The next day, I received a call from Paul accepting my offer, and I quickly arranged a pickup. After getting the car home, my first task was to document the car by trying to hunt down all the previous owners. I wrote several letters to the DMV with enclosed checks to cover searches spanning four states (Maine, Connecticut, New York, and Pennsylvania). The puzzle began to fall in place as the copies of previous owners' registrations and titles began to arrive on my doorstep. I then began to contact each owner. This involved searching phone books from different areas until I found my first hit for Robert McCallister. It was the fifth McCallister I called that confirmed he used to own a Hemi Challenger. One lead led to another since these guys were part of the same crowd that raced around town. I contacted every owner and got their story about the car. They were all more than willing to share a piece of history and send letters with information, photos, stories, and insurance cards. Eventually, I worked my way up to the first owner: Dennis Grebauskas.

The car was purchased new by Dennis on December 26, 1969, from Tidewater Dodge in Norfolk, Virginia, for the sum of $4,735. The car was ordered with a 727 automatic, 426 Hemi, front power-disc brakes, 4.10 Sure Grip in a Dana 60, and power steering. The Challenger came from the plant in Go Mango orange with white longitudinal stripes, bucket seats, center console, solid state AM radio, dual exhaust with chrome tips, and 15-inch Rallye wheels.
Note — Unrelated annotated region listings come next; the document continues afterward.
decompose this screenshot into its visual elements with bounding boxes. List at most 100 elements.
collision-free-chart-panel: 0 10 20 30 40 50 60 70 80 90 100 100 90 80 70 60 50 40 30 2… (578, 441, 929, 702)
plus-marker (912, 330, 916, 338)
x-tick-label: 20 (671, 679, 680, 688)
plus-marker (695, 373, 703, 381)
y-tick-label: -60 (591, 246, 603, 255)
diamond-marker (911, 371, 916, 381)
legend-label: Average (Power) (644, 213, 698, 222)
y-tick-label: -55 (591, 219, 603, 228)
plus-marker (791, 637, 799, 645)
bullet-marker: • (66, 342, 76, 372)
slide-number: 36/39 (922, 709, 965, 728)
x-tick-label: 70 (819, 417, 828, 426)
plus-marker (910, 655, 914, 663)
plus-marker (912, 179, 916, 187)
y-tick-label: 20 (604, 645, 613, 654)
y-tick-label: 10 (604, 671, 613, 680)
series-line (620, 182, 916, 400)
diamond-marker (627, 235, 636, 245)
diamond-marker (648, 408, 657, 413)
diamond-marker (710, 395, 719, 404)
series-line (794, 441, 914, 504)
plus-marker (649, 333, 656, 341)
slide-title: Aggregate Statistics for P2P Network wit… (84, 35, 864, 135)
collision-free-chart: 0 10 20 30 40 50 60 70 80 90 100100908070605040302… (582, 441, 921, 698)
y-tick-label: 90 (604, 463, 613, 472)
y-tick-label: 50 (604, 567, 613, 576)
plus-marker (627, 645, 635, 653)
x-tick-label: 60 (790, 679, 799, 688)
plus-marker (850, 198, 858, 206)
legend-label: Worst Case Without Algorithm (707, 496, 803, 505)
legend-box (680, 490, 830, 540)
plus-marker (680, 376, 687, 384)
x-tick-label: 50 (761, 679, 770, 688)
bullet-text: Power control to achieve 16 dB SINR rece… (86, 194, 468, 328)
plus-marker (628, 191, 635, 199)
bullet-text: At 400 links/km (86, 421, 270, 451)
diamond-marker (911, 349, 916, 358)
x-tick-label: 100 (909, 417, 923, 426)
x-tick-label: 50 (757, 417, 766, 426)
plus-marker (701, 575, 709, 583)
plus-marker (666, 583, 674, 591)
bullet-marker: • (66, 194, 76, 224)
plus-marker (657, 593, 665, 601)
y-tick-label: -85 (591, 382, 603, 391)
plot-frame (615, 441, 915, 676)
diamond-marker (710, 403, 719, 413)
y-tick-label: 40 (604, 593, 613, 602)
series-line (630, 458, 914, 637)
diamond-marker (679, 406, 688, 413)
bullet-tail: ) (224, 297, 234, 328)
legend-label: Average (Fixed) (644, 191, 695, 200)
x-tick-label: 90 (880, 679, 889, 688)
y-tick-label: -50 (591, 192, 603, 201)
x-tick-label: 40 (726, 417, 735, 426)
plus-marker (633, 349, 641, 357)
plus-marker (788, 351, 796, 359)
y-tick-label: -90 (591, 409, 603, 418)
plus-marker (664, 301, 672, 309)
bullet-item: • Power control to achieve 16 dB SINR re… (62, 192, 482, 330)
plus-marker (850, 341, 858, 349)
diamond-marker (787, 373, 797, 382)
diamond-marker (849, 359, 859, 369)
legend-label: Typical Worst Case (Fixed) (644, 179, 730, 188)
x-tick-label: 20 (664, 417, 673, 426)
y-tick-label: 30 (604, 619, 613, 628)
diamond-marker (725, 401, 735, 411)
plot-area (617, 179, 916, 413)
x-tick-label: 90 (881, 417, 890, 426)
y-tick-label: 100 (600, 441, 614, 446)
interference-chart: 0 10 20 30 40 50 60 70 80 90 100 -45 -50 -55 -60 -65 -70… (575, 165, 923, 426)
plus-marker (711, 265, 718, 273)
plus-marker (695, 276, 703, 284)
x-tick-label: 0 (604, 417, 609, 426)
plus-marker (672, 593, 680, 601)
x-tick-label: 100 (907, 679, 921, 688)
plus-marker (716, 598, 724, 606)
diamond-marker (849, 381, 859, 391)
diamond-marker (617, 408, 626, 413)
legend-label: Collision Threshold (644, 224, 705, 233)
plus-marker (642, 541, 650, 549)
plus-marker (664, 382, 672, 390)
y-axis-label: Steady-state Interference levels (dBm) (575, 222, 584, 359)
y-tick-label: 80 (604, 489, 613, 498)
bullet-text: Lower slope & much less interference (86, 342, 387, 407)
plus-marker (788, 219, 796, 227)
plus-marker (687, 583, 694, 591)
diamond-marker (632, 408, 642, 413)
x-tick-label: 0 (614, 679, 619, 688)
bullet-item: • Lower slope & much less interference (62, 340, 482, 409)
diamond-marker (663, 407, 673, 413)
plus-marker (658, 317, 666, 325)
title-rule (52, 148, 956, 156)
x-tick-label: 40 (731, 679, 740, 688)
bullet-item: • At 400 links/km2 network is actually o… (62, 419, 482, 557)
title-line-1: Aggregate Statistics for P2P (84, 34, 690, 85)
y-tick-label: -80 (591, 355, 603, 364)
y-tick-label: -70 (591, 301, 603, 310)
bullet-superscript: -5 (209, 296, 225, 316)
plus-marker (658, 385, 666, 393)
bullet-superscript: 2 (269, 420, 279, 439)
Since Dennis was in the Navy, his address on the title was that of his ship-the USS Leahy docked in New York. He had the car for about a year and then sold it.

The car ended up at Valley Dodge in Waterbury, Connecticut. It was then purchased by Robert McCallister on October 20, 1970. he stripped off all the power units, steering, and brakes, and went racing. Rumor is, the transmission lasted only two weeks before having to be rebuilt. He sold it to Russell Harris in April 1973.

Russell loved to race as indicated by the Cragar wheels and hood-mounted tachometer. He racked up little mileage in those years because it was always trailered to the track. after grenading the engine during a street race, he sold the Dodge in 1974 with only 18,000 miles to racing rival Tom Lillis.

Tom repaired the car and drove it for about a year before pulling the driveline and selling the car with a small-block.

The car was then bought by Richard Dobbins, who owned the car from 1976 to 1984. He drove the car from Connecticut to Colorado and replaced the small-block 273 with a 340. He also installed traction bars and a B-Body 4.10 rear, and repainted the car blue. Richard confessed he never knew the car was a Hemi car until years later.

The Dodge then ended up with Paul McCartney who had intentions of restoring the car back to original conditions, but never found the time and financial resources.

In July 1992, I bought the car from Paul and began a long restoration that would take ten years to return the Challenger to the street and another three more to get it back to how it came from the factory.